Why This Downgrade is a “Buy, Buy, Buy!”

The United States lives (or dies) by its outstanding credit rating.

It must be that way, given it’s running a $1.5 trillion deficit this year alone.

In practice, that creditworthiness is secured by the world’s largest, most dynamic economy, undergirded by the rule of law…and the government’s ability to print truckloads of the world’s premier reserve currency.

After all, Uncle Sam always pays his bills on time. That’s why U.S. Treasuries are seen the world over as a risk-free destination for folks seeking a little return on their money.

More than that, Treasuries are seen as a benchmark… for the very idea of stability itself.

So, when Fitch Ratings downgraded the U.S. government’s credit rating, from AAA to AA+, the entire world took notice.

The ratings agency cited “concerns” about the “quality” of government. That was a clear reference to the recent debt-ceiling crisis.

The news sounds bad. But this isn’t a disaster. It isn’t even unprecedented, let alone permanent.

The truth is this “downgrade” from Fitch is an empty gesture. But for savvy investors, it’s an opportunity we haven’t seen for months…

We’ve Been Here Before

For generations, there was never a question that the U.S. government would default on its debt. The “debt ceiling” was a formality. And the government paid Treasury bondholders as a matter of routine.

But in 2011, Congressional Republicans used the debt ceiling to extract deep spending concessions from the Obama Administration. In the process, they took the government to the brink of default.

Its hard to quantify the kind of damage a U.S. default would do to the domestic and global economy. But mainstream economists on the right and left generally agree… it’d be bad.

That’s why fights over the debt ceiling are so dramatic.

The first time Americans had to consider the possible impacts of a default was 12 years ago

Standard & Poor’s picked that particular moment to issue its first-ever downgrade of U.S. credit.

In August 2011, it slashed the government’s credit rating from AAA to AA+. Much like Fitch, it cited concerns over political dysfunction and unsustainable fiscal policy.

The uproar was immediate and ferocious.

Both Republican and Democratic politicians criticized the downgrade (and each other). Global stock markets tanked. In the U.S., the big indexes saw one-day declines between 5% and 7%. Another in a growing list of “Black Mondays.”

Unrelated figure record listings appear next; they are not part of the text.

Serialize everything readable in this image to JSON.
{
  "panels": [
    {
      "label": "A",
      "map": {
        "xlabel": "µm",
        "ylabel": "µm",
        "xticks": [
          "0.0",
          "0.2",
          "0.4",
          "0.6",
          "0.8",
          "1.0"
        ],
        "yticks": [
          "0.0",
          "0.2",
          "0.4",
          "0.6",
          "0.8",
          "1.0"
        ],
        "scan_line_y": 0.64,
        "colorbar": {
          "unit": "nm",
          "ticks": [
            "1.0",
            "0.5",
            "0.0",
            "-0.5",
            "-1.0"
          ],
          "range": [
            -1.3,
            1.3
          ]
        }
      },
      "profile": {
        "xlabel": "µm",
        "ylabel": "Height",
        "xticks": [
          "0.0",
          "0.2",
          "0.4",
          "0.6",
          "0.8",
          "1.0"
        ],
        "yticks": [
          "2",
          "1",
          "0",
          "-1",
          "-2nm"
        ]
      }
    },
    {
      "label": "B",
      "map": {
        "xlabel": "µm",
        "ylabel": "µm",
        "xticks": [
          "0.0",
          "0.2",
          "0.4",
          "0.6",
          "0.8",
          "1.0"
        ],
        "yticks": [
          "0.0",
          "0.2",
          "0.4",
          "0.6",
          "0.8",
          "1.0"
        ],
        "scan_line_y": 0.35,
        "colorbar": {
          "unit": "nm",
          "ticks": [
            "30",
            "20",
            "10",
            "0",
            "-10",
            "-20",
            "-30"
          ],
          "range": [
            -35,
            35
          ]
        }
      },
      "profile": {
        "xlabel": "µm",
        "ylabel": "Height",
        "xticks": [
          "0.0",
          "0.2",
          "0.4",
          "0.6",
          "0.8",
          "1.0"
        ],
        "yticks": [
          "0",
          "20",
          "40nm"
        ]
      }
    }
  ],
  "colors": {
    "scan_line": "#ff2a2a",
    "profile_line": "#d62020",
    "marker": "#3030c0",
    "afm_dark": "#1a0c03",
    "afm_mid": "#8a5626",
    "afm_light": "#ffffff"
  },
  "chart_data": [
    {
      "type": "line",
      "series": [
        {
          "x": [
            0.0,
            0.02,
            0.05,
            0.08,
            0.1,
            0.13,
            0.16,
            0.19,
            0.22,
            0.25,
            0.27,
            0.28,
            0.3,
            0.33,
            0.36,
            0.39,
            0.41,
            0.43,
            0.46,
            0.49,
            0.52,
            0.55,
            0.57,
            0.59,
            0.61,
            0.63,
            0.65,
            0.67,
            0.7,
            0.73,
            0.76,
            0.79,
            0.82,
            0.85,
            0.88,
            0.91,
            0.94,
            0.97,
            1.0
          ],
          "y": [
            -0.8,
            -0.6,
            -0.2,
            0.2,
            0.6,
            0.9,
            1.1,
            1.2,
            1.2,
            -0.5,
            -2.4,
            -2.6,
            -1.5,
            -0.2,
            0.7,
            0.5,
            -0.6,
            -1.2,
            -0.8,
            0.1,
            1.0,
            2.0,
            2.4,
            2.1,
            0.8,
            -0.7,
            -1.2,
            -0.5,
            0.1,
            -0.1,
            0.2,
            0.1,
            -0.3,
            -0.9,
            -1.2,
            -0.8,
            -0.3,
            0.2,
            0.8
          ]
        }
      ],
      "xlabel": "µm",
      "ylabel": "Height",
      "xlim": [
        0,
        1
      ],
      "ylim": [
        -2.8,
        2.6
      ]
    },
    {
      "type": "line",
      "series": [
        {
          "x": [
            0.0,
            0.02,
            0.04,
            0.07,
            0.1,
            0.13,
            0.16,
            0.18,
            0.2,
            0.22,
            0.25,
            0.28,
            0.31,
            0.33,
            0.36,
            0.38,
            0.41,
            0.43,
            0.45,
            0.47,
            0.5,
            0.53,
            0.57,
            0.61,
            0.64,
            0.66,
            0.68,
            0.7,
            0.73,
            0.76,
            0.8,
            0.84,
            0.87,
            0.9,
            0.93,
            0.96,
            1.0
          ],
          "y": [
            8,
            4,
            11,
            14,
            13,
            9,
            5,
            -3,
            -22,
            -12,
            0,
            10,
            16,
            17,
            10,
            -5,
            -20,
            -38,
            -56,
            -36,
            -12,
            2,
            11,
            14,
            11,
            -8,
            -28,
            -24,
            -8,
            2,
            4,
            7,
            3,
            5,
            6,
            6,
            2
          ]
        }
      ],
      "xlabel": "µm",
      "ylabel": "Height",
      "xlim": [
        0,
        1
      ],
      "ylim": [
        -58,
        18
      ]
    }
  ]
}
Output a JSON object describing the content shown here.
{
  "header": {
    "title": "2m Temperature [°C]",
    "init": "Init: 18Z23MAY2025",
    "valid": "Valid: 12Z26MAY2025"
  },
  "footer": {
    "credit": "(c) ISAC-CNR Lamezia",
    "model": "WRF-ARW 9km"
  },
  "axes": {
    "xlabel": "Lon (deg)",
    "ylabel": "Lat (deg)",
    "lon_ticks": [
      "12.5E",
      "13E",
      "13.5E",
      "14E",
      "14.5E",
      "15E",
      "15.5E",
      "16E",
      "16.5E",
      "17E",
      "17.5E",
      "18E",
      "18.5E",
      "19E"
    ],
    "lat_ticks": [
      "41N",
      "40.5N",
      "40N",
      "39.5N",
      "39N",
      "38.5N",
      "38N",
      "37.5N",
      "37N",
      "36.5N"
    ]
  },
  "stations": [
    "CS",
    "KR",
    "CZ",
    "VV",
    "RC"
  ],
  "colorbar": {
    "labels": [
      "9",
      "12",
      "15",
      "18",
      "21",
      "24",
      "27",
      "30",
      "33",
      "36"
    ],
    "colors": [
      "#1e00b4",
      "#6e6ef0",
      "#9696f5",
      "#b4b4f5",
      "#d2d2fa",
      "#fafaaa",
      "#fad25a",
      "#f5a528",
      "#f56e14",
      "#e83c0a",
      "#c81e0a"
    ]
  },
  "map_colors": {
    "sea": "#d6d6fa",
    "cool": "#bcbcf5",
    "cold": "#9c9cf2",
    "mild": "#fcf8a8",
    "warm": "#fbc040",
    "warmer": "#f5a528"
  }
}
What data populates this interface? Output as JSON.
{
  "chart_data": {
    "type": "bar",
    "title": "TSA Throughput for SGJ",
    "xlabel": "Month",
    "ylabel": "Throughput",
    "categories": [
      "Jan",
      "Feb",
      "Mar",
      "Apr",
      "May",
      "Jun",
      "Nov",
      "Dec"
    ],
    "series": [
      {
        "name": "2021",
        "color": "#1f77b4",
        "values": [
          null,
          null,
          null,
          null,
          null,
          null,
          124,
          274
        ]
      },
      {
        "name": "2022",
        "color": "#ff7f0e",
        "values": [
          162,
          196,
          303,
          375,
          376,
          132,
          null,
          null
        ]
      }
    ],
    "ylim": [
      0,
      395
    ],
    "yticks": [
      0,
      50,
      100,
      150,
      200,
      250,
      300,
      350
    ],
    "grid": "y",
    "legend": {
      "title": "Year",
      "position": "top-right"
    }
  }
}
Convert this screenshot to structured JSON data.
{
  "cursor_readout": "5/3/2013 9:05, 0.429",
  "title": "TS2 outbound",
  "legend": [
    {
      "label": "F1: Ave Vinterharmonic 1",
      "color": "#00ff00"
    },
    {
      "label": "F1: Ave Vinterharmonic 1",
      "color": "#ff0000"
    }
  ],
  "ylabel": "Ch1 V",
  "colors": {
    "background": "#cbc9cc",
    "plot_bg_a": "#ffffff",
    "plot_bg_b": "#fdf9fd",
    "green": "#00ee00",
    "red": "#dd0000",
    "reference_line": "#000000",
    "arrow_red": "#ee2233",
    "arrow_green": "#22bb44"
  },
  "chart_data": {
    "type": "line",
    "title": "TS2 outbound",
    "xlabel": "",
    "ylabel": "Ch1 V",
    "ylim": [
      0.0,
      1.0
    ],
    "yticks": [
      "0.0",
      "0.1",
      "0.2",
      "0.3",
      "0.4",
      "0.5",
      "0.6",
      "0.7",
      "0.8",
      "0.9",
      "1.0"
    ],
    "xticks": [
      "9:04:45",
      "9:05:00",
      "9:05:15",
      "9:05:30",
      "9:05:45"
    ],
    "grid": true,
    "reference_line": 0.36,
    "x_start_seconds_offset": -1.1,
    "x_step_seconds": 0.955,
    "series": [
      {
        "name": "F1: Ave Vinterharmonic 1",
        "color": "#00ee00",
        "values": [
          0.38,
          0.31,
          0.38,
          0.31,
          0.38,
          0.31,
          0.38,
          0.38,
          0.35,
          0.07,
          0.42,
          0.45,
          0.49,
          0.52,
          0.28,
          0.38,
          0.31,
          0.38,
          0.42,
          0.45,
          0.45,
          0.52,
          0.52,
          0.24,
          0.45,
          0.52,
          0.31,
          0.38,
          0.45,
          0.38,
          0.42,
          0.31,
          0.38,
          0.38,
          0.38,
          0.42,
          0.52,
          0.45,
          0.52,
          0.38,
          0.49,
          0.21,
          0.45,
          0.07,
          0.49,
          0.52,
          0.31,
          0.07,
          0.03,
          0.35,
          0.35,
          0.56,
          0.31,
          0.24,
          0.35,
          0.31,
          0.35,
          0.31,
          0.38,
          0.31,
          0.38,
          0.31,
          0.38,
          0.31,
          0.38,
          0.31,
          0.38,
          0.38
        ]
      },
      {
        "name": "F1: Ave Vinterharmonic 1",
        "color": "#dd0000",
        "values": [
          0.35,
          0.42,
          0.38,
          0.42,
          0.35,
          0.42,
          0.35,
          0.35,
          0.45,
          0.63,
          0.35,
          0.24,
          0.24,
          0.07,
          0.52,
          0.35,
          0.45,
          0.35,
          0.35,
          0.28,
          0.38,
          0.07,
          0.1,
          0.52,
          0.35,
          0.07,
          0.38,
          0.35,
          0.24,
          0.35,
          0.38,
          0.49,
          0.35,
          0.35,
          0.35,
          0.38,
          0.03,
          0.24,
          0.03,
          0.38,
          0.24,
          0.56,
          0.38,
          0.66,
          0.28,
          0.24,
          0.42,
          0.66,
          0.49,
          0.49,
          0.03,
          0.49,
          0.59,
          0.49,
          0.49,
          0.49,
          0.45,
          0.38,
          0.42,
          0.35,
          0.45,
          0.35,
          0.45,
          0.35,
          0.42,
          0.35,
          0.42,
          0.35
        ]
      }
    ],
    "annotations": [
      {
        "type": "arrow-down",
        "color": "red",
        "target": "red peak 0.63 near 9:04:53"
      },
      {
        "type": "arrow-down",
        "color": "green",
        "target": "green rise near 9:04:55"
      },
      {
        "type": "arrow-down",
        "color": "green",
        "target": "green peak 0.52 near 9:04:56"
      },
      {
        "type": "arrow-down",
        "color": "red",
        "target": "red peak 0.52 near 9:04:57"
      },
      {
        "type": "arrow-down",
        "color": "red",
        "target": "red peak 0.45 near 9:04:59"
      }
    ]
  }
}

However, U.S. Treasury prices rose immediately after the downgrade. So did the greenback. Its gains against the euro and sterling were particularly sharp.

That’s because the U.S. downgrade took place against the backdrop of the European sovereign debt crisis. Investors clearly saw the United States, and its AA+ credit rating, as the best-lookin’ horse in the glue factory.

Borrowing costs remained largely unaffected. In 2014, S&P upgraded Uncle Sam’s credit rating, returning it to AAA.

It’s playing out slightly differently now, of course...

Buy the Dip… The Downgrade’s a Zero

Fitch, with its note about “declining quality of governance” and “unsustainable fiscal policy” was  trying to send a particular message to the U.S. government and its taxpayers: Get back on the straight-and-narrow.

And they may be right. But we’re not here to talk about that.

Stocks dipped between 1% and 2% Wednesday. Though it was clear that the steeper losses on the Nasdaq meant investors were more worried about strong jobs numbers and a hawkish Fed than U.S. credit.

The political uproar was much more muted.

By Thursday, stocks had trimmed their losses amid mixed-to-good economic data and strong earnings. Treasury yields were higher, but big buyers like Berkshire Hathaway (BRK-B) were still stuffing their pockets with them.

This reaction is evidence that this downgrade is really a buying opportunity.

So, dust off your shopping lists and snap up bargains you’ve had your eyes on during the most recent bull run.

Valuations have been stretched… and a dip like this is very, very “buyable.” The chance might not come again anytime soon.

You won’t regret it.

Fitch’s downgrade is entirely symbolic. Treasuries are still backed by a juggernaut economy governed by the rule of law. They’re still going to be served by an immense, liquid market, and the United States will have no immediate problem raising money.

Banks, which are some of the most important holders of U.S. debt, still view Treasuries as risk-free.

A AA+ rating is far from poor. Countries with less debt and better-functioning governments, like Canada, Austria, Finland, and New Zealand all sport AA+ ratings from Fitch. They’re near the top tier of global borrowers. There’s not a banana republic among them. Only nine other countries, plus the European Union, hold Fitch AAA ratings.

And it’s entirely likely the United States will experience an “upgrade” before long.